The researchers will test the products in classrooms at 120 schools in 40 districts, said Mark Dynarski, the project director at Mathematica.
He said the researchers were still collecting names of interested school districts and planned to have a final lineup by the end of the current school year.
Teachers who volunteer to use the interventions will be assigned specific products and then receive training over the summer. Some teachers will be asked instead to teach in their usual manner without the products or any training and serve as a control group. Up to 7,000 students will be randomly assigned to the classrooms using, or not using, the products during the 2004- 05 school year.
The report on the study will be due in 2006.
‘Prior Evidence’
Products that were chosen all had some “prior evidence” of effectiveness in raising student achievement, Ms.
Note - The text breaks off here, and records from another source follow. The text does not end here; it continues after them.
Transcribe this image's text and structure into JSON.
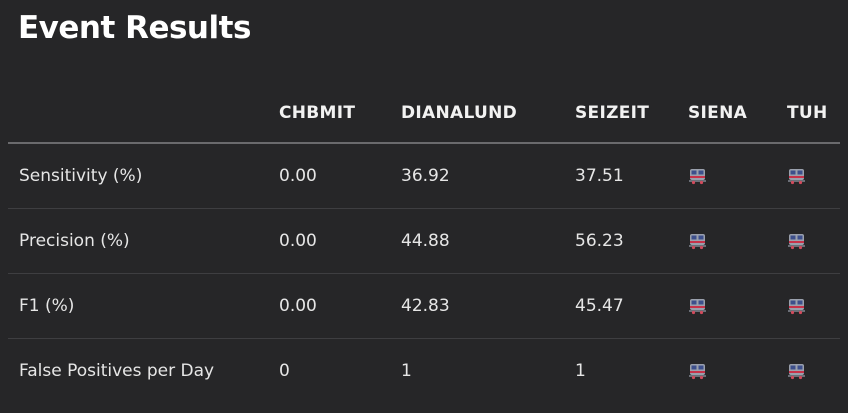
{
  "title": "Event Results",
  "table": {
    "columns": [
      "",
      "CHBMIT",
      "DIANALUND",
      "SEIZEIT",
      "SIENA",
      "TUH"
    ],
    "rows": [
      {
        "metric": "Sensitivity (%)",
        "chbmit": "0.00",
        "dianalund": "36.92",
        "seizeit": "37.51",
        "siena": "train-icon",
        "tuh": "train-icon"
      },
      {
        "metric": "Precision (%)",
        "chbmit": "0.00",
        "dianalund": "44.88",
        "seizeit": "56.23",
        "siena": "train-icon",
        "tuh": "train-icon"
      },
      {
        "metric": "F1 (%)",
        "chbmit": "0.00",
        "dianalund": "42.83",
        "seizeit": "45.47",
        "siena": "train-icon",
        "tuh": "train-icon"
      },
      {
        "metric": "False Positives per Day",
        "chbmit": "0",
        "dianalund": "1",
        "seizeit": "1",
        "siena": "train-icon",
        "tuh": "train-icon"
      }
    ]
  },
  "colors": {
    "background": "#262628",
    "text": "#e6e6e6",
    "header_rule": "#6a6a6d",
    "row_rule": "#3e3e41"
  }
}
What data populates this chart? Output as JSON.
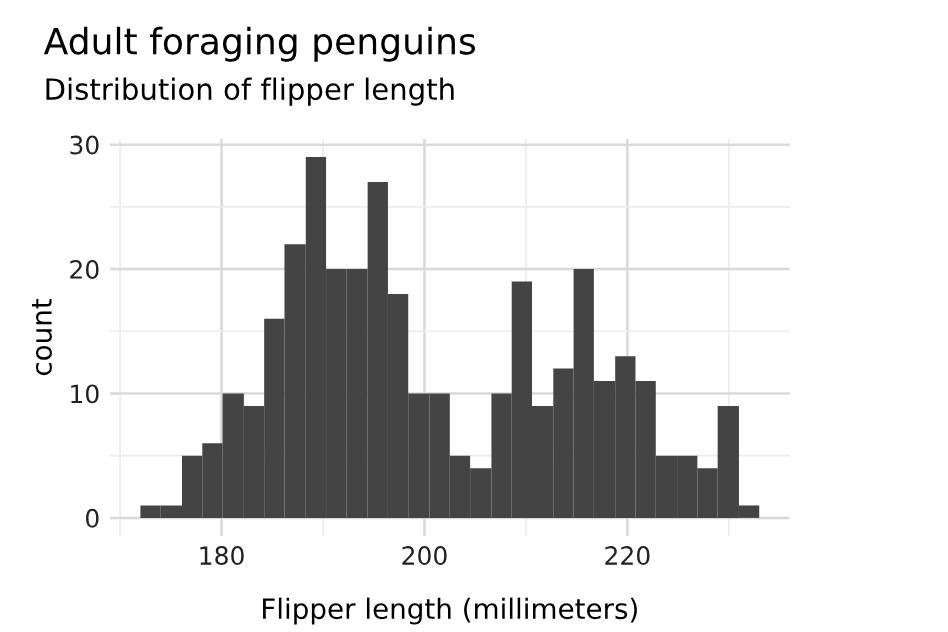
{
  "chart_data": {
    "type": "histogram",
    "title": "Adult foraging penguins",
    "subtitle": "Distribution of flipper length",
    "xlabel": "Flipper length (millimeters)",
    "ylabel": "count",
    "bins": [
      172.0,
      174.0,
      176.1,
      178.1,
      180.1,
      182.2,
      184.2,
      186.2,
      188.3,
      190.3,
      192.3,
      194.4,
      196.4,
      198.4,
      200.5,
      202.5,
      204.5,
      206.6,
      208.6,
      210.6,
      212.7,
      214.7,
      216.7,
      218.8,
      220.8,
      222.8,
      224.9,
      226.9,
      228.9,
      231.0,
      233.0
    ],
    "values": [
      1,
      1,
      5,
      6,
      10,
      9,
      16,
      22,
      29,
      20,
      20,
      27,
      18,
      10,
      10,
      5,
      4,
      10,
      19,
      9,
      12,
      20,
      11,
      13,
      11,
      5,
      5,
      4,
      9,
      1
    ],
    "color": "#444444",
    "xlim": [
      169,
      236
    ],
    "ylim": [
      -1.45,
      30.45
    ],
    "xticks": [
      {
        "value": 170,
        "label": null
      },
      180,
      {
        "value": 190,
        "label": null
      },
      200,
      {
        "value": 210,
        "label": null
      },
      220,
      {
        "value": 230,
        "label": null
      }
    ],
    "yticks": [
      0,
      {
        "value": 5,
        "label": null
      },
      10,
      {
        "value": 15,
        "label": null
      },
      20,
      {
        "value": 25,
        "label": null
      },
      30
    ],
    "grid": true
  }
}
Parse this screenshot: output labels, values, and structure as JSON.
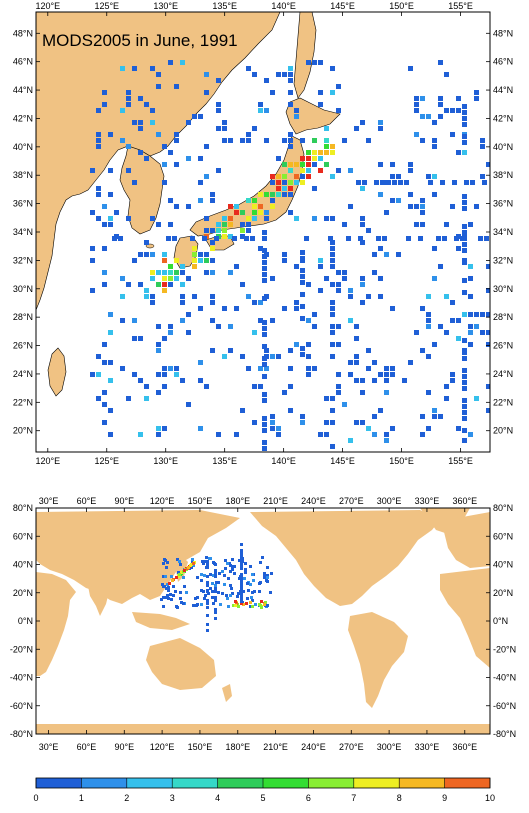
{
  "top_map": {
    "title": "MODS2005 in June, 1991",
    "x_ticks": [
      "120°E",
      "125°E",
      "130°E",
      "135°E",
      "140°E",
      "145°E",
      "150°E",
      "155°E"
    ],
    "y_ticks": [
      "48°N",
      "46°N",
      "44°N",
      "42°N",
      "40°N",
      "38°N",
      "36°N",
      "34°N",
      "32°N",
      "30°N",
      "28°N",
      "26°N",
      "24°N",
      "22°N",
      "20°N"
    ],
    "lon_range": [
      119,
      157.5
    ],
    "lat_range": [
      18.5,
      49.5
    ]
  },
  "bottom_map": {
    "x_ticks": [
      "30°E",
      "60°E",
      "90°E",
      "120°E",
      "150°E",
      "180°E",
      "210°E",
      "240°E",
      "270°E",
      "300°E",
      "330°E",
      "360°E"
    ],
    "y_ticks": [
      "80°N",
      "60°N",
      "40°N",
      "20°N",
      "0°N",
      "-20°N",
      "-40°N",
      "-60°N",
      "-80°N"
    ],
    "lon_range": [
      20,
      380
    ],
    "lat_range": [
      -80,
      80
    ]
  },
  "colorbar": {
    "labels": [
      "0",
      "1",
      "2",
      "3",
      "4",
      "5",
      "6",
      "7",
      "8",
      "9",
      "10"
    ],
    "colors": [
      "#1f5fd6",
      "#2e90ea",
      "#35c0ec",
      "#35d8c8",
      "#2ecc5a",
      "#33dd33",
      "#88ee33",
      "#eeee22",
      "#f5b822",
      "#ee6622",
      "#e82a1e"
    ]
  },
  "style": {
    "land_color": "#f0c283",
    "ocean_color": "#ffffff"
  }
}
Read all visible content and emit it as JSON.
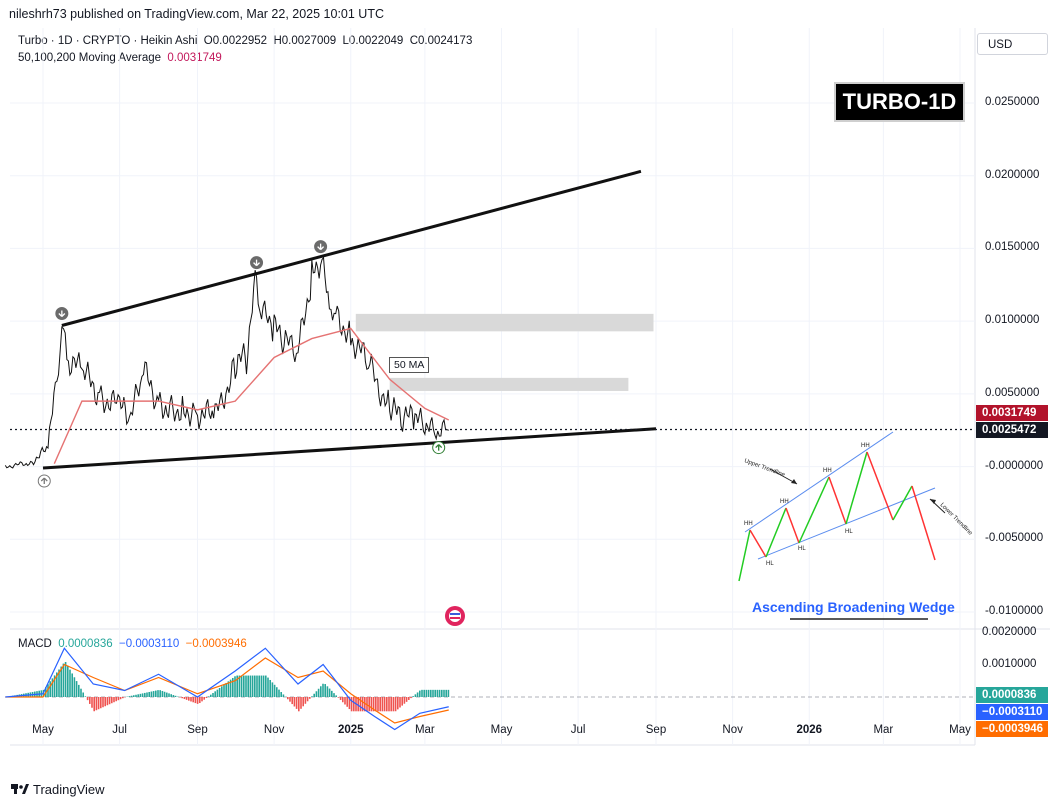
{
  "header": {
    "publisher_line": "nileshrh73 published on TradingView.com, Mar 22, 2025 10:01 UTC",
    "symbol_line": "Turbo · 1D · CRYPTO · Heikin Ashi",
    "ohlc": {
      "o": "O0.0022952",
      "h": "H0.0027009",
      "l": "L0.0022049",
      "c": "C0.0024173"
    },
    "ma_label": "50,100,200 Moving Average",
    "ma_value": "0.0031749",
    "currency_button": "USD"
  },
  "overlay_label": "TURBO-1D",
  "ma_callout": "50 MA",
  "wedge_inset": {
    "title": "Ascending Broadening Wedge",
    "upper_label": "Upper Trendline",
    "lower_label": "Lower Trendline",
    "hh_labels": [
      "HH",
      "HH",
      "HH",
      "HH"
    ],
    "hl_labels": [
      "HL",
      "HL",
      "HL"
    ]
  },
  "price_axis": {
    "ticks": [
      "0.0250000",
      "0.0200000",
      "0.0150000",
      "0.0100000",
      "0.0050000",
      "-0.0000000",
      "-0.0050000",
      "-0.0100000"
    ],
    "ma_tag": "0.0031749",
    "last_tag": "0.0025472"
  },
  "macd": {
    "label": "MACD",
    "v1": "0.0000836",
    "v2": "−0.0003110",
    "v3": "−0.0003946",
    "ticks": [
      "0.0020000",
      "0.0010000"
    ],
    "tag_hist": "0.0000836",
    "tag_macd": "−0.0003110",
    "tag_signal": "−0.0003946"
  },
  "time_axis": [
    {
      "label": "May",
      "bold": false
    },
    {
      "label": "Jul",
      "bold": false
    },
    {
      "label": "Sep",
      "bold": false
    },
    {
      "label": "Nov",
      "bold": false
    },
    {
      "label": "2025",
      "bold": true
    },
    {
      "label": "Mar",
      "bold": false
    },
    {
      "label": "May",
      "bold": false
    },
    {
      "label": "Jul",
      "bold": false
    },
    {
      "label": "Sep",
      "bold": false
    },
    {
      "label": "Nov",
      "bold": false
    },
    {
      "label": "2026",
      "bold": true
    },
    {
      "label": "Mar",
      "bold": false
    },
    {
      "label": "May",
      "bold": false
    }
  ],
  "brand": "TradingView",
  "colors": {
    "ma_red": "#c2185b",
    "last_black": "#131722",
    "macd_green": "#26a69a",
    "macd_blue": "#2962ff",
    "macd_orange": "#ff6d00",
    "zone_gray": "#d9d9d9"
  },
  "chart_data": {
    "type": "line",
    "title": "",
    "xlabel": "",
    "ylabel": "",
    "ylim": [
      -0.01,
      0.025
    ],
    "x_range": [
      "2024-04",
      "2026-05"
    ],
    "series": [
      {
        "name": "Turbo",
        "x": [
          "2024-04-01",
          "2024-04-20",
          "2024-05-05",
          "2024-05-12",
          "2024-05-16",
          "2024-05-20",
          "2024-06-01",
          "2024-06-15",
          "2024-07-01",
          "2024-07-10",
          "2024-07-20",
          "2024-08-01",
          "2024-08-10",
          "2024-08-20",
          "2024-09-01",
          "2024-09-15",
          "2024-10-01",
          "2024-10-10",
          "2024-10-18",
          "2024-10-22",
          "2024-11-01",
          "2024-11-10",
          "2024-11-20",
          "2024-12-01",
          "2024-12-08",
          "2024-12-15",
          "2024-12-20",
          "2025-01-01",
          "2025-01-15",
          "2025-02-01",
          "2025-02-10",
          "2025-02-20",
          "2025-03-01",
          "2025-03-10",
          "2025-03-20"
        ],
        "y": [
          2e-05,
          0.0002,
          0.0012,
          0.006,
          0.0096,
          0.0075,
          0.0065,
          0.005,
          0.004,
          0.0033,
          0.0065,
          0.0045,
          0.004,
          0.004,
          0.0038,
          0.0033,
          0.007,
          0.0075,
          0.0132,
          0.0105,
          0.0095,
          0.0085,
          0.0078,
          0.0132,
          0.0143,
          0.011,
          0.0105,
          0.009,
          0.007,
          0.004,
          0.0033,
          0.0033,
          0.0028,
          0.0023,
          0.0025
        ]
      },
      {
        "name": "50 MA",
        "x": [
          "2024-05-10",
          "2024-06-01",
          "2024-07-01",
          "2024-08-01",
          "2024-09-01",
          "2024-10-01",
          "2024-11-01",
          "2024-12-01",
          "2025-01-01",
          "2025-02-01",
          "2025-03-01",
          "2025-03-20"
        ],
        "y": [
          0.0002,
          0.0045,
          0.0045,
          0.0045,
          0.0039,
          0.0045,
          0.0075,
          0.0088,
          0.0095,
          0.006,
          0.004,
          0.0032
        ]
      }
    ],
    "trendlines": [
      {
        "name": "upper",
        "x": [
          "2024-05-16",
          "2025-08-20"
        ],
        "y": [
          0.0097,
          0.0203
        ]
      },
      {
        "name": "lower",
        "x": [
          "2024-05-01",
          "2025-09-01"
        ],
        "y": [
          -0.0001,
          0.0026
        ]
      }
    ],
    "zones": [
      {
        "x": [
          "2025-01-05",
          "2025-08-30"
        ],
        "y": [
          0.0093,
          0.0105
        ]
      },
      {
        "x": [
          "2025-02-01",
          "2025-08-10"
        ],
        "y": [
          0.0052,
          0.0061
        ]
      }
    ],
    "markers": [
      {
        "type": "down",
        "x": "2024-05-16",
        "y": 0.0097
      },
      {
        "type": "down",
        "x": "2024-10-18",
        "y": 0.0132
      },
      {
        "type": "down",
        "x": "2024-12-08",
        "y": 0.0143
      },
      {
        "type": "up",
        "x": "2024-05-02",
        "y": -0.0001
      },
      {
        "type": "up",
        "x": "2025-03-12",
        "y": 0.0022
      }
    ],
    "last_price": 0.0025472,
    "ma_last": 0.0031749,
    "macd": {
      "ylim": [
        -0.001,
        0.002
      ],
      "x": [
        "2024-04-01",
        "2024-05-01",
        "2024-05-18",
        "2024-06-10",
        "2024-07-05",
        "2024-08-01",
        "2024-09-01",
        "2024-10-01",
        "2024-10-25",
        "2024-11-20",
        "2024-12-10",
        "2025-01-01",
        "2025-01-20",
        "2025-02-05",
        "2025-02-25",
        "2025-03-20"
      ],
      "macd": [
        0.0,
        0.0001,
        0.0015,
        0.0004,
        0.0002,
        0.0007,
        0.0,
        0.0008,
        0.0015,
        0.0004,
        0.001,
        -0.0001,
        -0.0006,
        -0.001,
        -0.0005,
        -0.0003
      ],
      "signal": [
        0.0,
        0.0,
        0.001,
        0.0006,
        0.0002,
        0.0006,
        0.0001,
        0.0005,
        0.0012,
        0.0006,
        0.0008,
        0.0001,
        -0.0004,
        -0.0008,
        -0.0006,
        -0.0004
      ]
    }
  }
}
Pendleton said.
“We wanted to include technologies that had some reasonable expectation in finding positive outcomes,” she said.
Some of the 12 vendors whose products were selected might still drop out, depending on the course of negotiations about the terms of participation, said Mr. Dynarski, a senior fellow at Mathematica.
Michael L. Kamil, a professor at Stanford University and an expert in the use of technology in reading instruction, is an adviser to the study. He said it would help address a huge gap in knowledge about what technology works in that subject.
Mr. Kamil noted that the study would address only products that “do specific instruction,” but not tools such as the Internet that “facilitate instruction.”
“Things that do specific instruction are the ones that are easier to study—though still difficult,” he said.